En Egypte, les écoles de Thèbes, de Memphis, d’Héliopolis et de Saïs sont réservées à la caste des prêtres. Les sciences et les arts sont enseignés : écriture, lecture, histoire, philosophie, physique, médecine, mathématiques, astronomie, architecture, arts plastiques. L’éducation donnée en Perse nous est connue par la Cyropédie[9] de Xénophon.

En Judée, le but de l’éducation est que tout enfant devienne un serviteur fidèle et obéissant de Celui[10] dont le nom ne se prononce pas. Cela consiste à observer les dix commandements et les multiples commentaires de la Loi ainsi que de respecter les prescriptions religieuses à la lettre, si ce n’est dans l’esprit. De nombreux principes d’éducation, que reprendront les Réformés, se trouvent dans l’Ancien Testament : les Proverbes, l’Ecclésiaste.
Pour les premiers Chrétiens, le modèle d’éducateur est Jésus Christ. Il offre une éducation plus humaine  et plus divine tout à la fois. Il se caractérise par la profondeur de la pensée. Il emploie une méthode à caractère populaire et intuitif. Surtout, il donne l’exemple[11]. Il utilise des paraboles se référant à la vie quotidienne de chacun. Le réalisme de sa pédagogie est simple : partir du concret pour s’élever à l’abstrait.

Grèce :
L’éducation s’adresse à une minorité et se met au service de l’Etat. Aucun jeune écolier ne doit oublier que le mot école vient du grec skolè, signifiant jeu : l’école vue comme un loisir, n’est-ce pas réjouissant ? Elle prépare l’enfant à être un homme robuste de corps et délicat d’esprit. L’homme idéal est beau et bon (comme les sculptures en témoignent). Deux écoles, bien différenciées se profilent : Athènes et Sparte. L’Europe connaîtra ultérieurement dans l’espace temps des combinaisons infinies de ces deux modèles, comme nous le verrons brièvement par la suite.   
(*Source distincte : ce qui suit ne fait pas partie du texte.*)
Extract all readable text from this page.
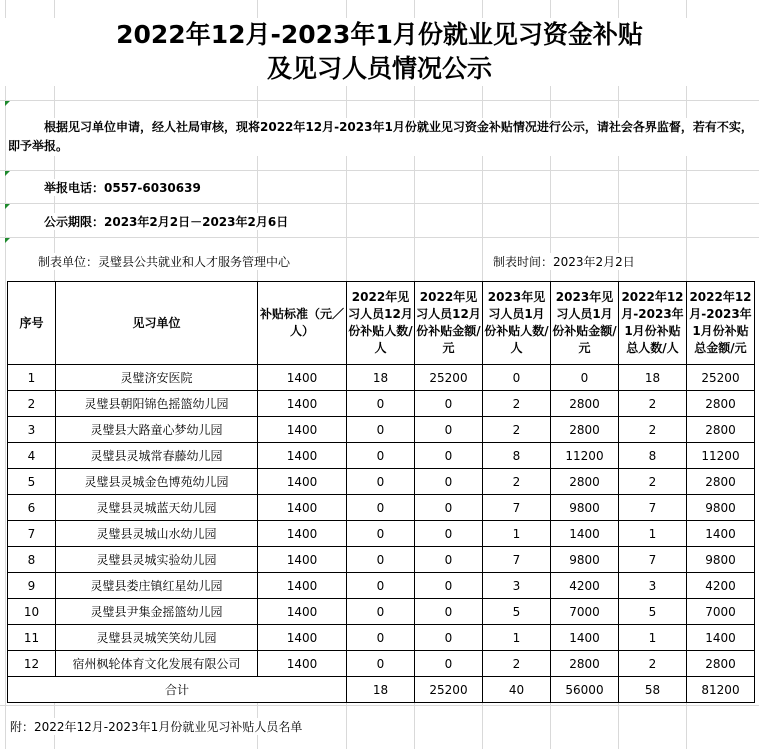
2022年12月-2023年1月份就业见习资金补贴
及见习人员情况公示
根据见习单位申请，经人社局审核，现将2022年12月-2023年1月份就业见习资金补贴情况进行公示，请社会各界监督，若有不实，即予举报。
举报电话：0557-6030639
公示期限：2023年2月2日－2023年2月6日
制表单位：灵璧县公共就业和人才服务管理中心	制表时间：2023年2月2日
序号	见习单位	补贴标准（元／人）	2022年见习人员12月份补贴人数/人	2022年见习人员12月份补贴金额/元	2023年见习人员1月份补贴人数/人	2023年见习人员1月份补贴金额/元	2022年12月-2023年1月份补贴总人数/人	2022年12月-2023年1月份补贴总金额/元
1	灵璧济安医院	1400	18	25200	0	0	18	25200
2	灵璧县朝阳锦色摇篮幼儿园	1400	0	0	2	2800	2	2800
3	灵璧县大路童心梦幼儿园	1400	0	0	2	2800	2	2800
4	灵璧县灵城常春藤幼儿园	1400	0	0	8	11200	8	11200
5	灵璧县灵城金色博苑幼儿园	1400	0	0	2	2800	2	2800
6	灵璧县灵城蓝天幼儿园	1400	0	0	7	9800	7	9800
7	灵璧县灵城山水幼儿园	1400	0	0	1	1400	1	1400
8	灵璧县灵城实验幼儿园	1400	0	0	7	9800	7	9800
9	灵璧县娄庄镇红星幼儿园	1400	0	0	3	4200	3	4200
10	灵璧县尹集金摇篮幼儿园	1400	0	0	5	7000	5	7000
11	灵璧县灵城笑笑幼儿园	1400	0	0	1	1400	1	1400
12	宿州枫轮体育文化发展有限公司	1400	0	0	2	2800	2	2800
合计			18	25200	40	56000	58	81200
附：2022年12月-2023年1月份就业见习补贴人员名单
Athènes : L’école n’est pas assurée par l’Etat mais la famille. Le père enseigne le jeune, qui - à son bas âge - était éduqué par la mère,  à devenir un homme accompli.  Plus tard, l’enfant était parfois confié à un « pédagogue » qui pouvait être un esclave : le surveiller, le conseiller et le conduire à l’école privée - élémentaire -  pour y étudier la lecture (essentiellement avec les œuvres d’Homère), l’écriture, le chant et un instrument (lyre ou cithare). Seules, les écoles supérieures délivraient les sciences exactes et la philosophie.
Une originalité : la mise en valeur de l’éducation physique (palestre, gymnase) qui comprend : saut, course, jet de disque, jet de javelot, lutte. Apprendre à nager est important. La phrase usuelle à Athènes pour désigner un homme ignorant : « Il ne sait ni lire, ni nager. »
Elément à souligner : le développement harmonieux du corps et de l’esprit. S’il n’y a pas une éducation morale au sens où nous l’entendons aujourd’hui, une culture des sentiments esthétiques par contre ne cesse de croître.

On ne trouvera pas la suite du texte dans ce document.